C’est pourquoi j’ai toujours réclamé que notre école doit se charger de l’éducation de nos élèves sur le bon usage des médias, des outils numériques et des nouvelles technologies de communication, notamment, l’utilité et la sûreté de l’emploi en ce qui concerne les aspects sécuritaires, légaux et moraux.
Est-ce que l’éducation se limite uniquement à l’école ?
Comme j’ai décrit ci-haut, quand on parle de l’éducation des valeurs de base comme le respect, la politesse ou le patriotisme, la famille a un rôle à jouer avec l’école, quand elle a les capacités intellectuelles pour le faire.
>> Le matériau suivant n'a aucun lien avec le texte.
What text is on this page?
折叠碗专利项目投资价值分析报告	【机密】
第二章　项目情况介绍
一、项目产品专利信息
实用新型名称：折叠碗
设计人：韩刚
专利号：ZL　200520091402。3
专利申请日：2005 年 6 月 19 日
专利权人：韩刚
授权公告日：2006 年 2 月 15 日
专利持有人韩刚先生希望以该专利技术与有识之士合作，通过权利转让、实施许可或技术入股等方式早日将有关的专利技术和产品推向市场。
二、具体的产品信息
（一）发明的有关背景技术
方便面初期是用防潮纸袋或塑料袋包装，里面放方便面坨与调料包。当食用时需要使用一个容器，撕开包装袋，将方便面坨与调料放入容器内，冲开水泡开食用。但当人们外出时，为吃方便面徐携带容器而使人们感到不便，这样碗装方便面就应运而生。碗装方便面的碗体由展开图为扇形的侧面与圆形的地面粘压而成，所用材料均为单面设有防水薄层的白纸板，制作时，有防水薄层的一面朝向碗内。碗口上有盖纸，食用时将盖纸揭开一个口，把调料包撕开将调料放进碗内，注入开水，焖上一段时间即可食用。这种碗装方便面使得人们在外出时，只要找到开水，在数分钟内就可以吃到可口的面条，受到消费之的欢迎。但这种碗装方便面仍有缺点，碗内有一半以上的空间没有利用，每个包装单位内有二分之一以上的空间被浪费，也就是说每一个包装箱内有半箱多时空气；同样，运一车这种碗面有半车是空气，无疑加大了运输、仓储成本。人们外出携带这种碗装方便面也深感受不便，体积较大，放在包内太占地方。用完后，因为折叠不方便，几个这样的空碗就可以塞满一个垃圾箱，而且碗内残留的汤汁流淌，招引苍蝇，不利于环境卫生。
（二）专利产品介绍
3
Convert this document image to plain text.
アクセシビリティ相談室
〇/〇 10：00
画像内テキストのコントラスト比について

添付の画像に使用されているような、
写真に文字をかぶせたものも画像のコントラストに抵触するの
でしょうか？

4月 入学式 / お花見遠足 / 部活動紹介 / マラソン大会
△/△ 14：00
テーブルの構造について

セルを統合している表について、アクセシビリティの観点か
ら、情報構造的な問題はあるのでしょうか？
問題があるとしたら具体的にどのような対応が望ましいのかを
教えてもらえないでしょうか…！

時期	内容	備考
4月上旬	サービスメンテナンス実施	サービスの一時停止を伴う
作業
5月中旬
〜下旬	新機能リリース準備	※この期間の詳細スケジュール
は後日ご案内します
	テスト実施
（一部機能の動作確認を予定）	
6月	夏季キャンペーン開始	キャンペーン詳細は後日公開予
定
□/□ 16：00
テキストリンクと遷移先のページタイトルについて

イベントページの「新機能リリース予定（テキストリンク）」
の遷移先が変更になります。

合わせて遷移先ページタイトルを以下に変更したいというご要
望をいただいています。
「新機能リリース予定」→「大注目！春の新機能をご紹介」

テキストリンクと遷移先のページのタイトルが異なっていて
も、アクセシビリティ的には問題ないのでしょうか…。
D’ailleurs, l’implication des parents est toujours nécessaire pour garantir la réussite de nos enfants tout le long de leur cursus scolaire.Mais avec l’élargissements des champs d’action de l’éducation, il nous faut obligatoirement faire appel à des spécialistes pour élaborer le contenu des matières à enseigner et la façon de les enseigner qui doivent tenir compte de l’âge et de la progression des apprenants dans leur cursus scolaire. La société civile et les médias ont également un rôle important à jouer dans ce domaine, sur les plans national, régional et international. L’Etat a un rôle à jouer . Il doit être le principal artisan du développement de notre système éducatif.Le développement d’un pays dans tous les domaines dépend de l’efficience de son école et son essor est fortement corrélé à la qualité de son système d’éducation. C’est pourquoi j’ai toujours évoqué à chacune de mes interventions, l’urgence de la mise en œuvre des politiques appropriées pour reconstruire notre école et relever par la suite les défis auxquels nous sommes confrontés
Comment réinventer l’éducation ?
Il n’y a aucune raison pour réinventer l’éducation. On doit tout simplement assimiler ses contours et prendre conscience de ses portées en rapport avec les exigences de la vie et de sa philosophie, et réserver les moyens nécessaires pour accompagner nos enfants dès leurs bas âges pour devenir, une fois adultes, des citoyens du monde, c’est-à-dire capables de vivre et de gagner leur vie en Tunisie ou ailleurs. L’école doit de ce fait tenir compte des préalables éducatifs de la vie contemporaine pour la consolidation de la personnalité de l’apprenant et pour l’aiguisement de ses prédispositions, et prendre en charge aussi, la formation de sa personnalité dans son intégrité morale, affective, mentale et physique en l’éduquant aux valeurs universelles, au respect des bonnes mœurs et des règles de bonne conduite; en l’instruisant sur la solidarité, sur l’ouverture sur les réalisations de la modernité et sur les règles de la vie collective; en développant sa volonté, ses dons et sa confiance en soi et en enracinant chez lui l’émulation et l’esprit du défi et la volonté de la réussite.En même temps qu’elle doit inculquer aux enfants et aux jeunes les principes de la citoyenneté et la façon de l’exercer; développer chez eux le sens civique; construire leur prise de conscience des valeurs des libertés, de la démocratie, de la justice, des sciences et du travail et les sens des droits et des devoirs; et les préparer pour contribuer à la construction d’une société solidaire fondée sur la justice, l’équité, l’égalité et la dignité. Il y’a beaucoup de travail à faire, je le concède, mais il nous faut juste une volonté politique affirmée et continue et qui doit faire appel aux spécialistes et aux compétents du domaine. C’est une affaire sérieuse pour être confiée à des amateurs ou à des novices. On parle de nos enfants et de nos hommes de demain.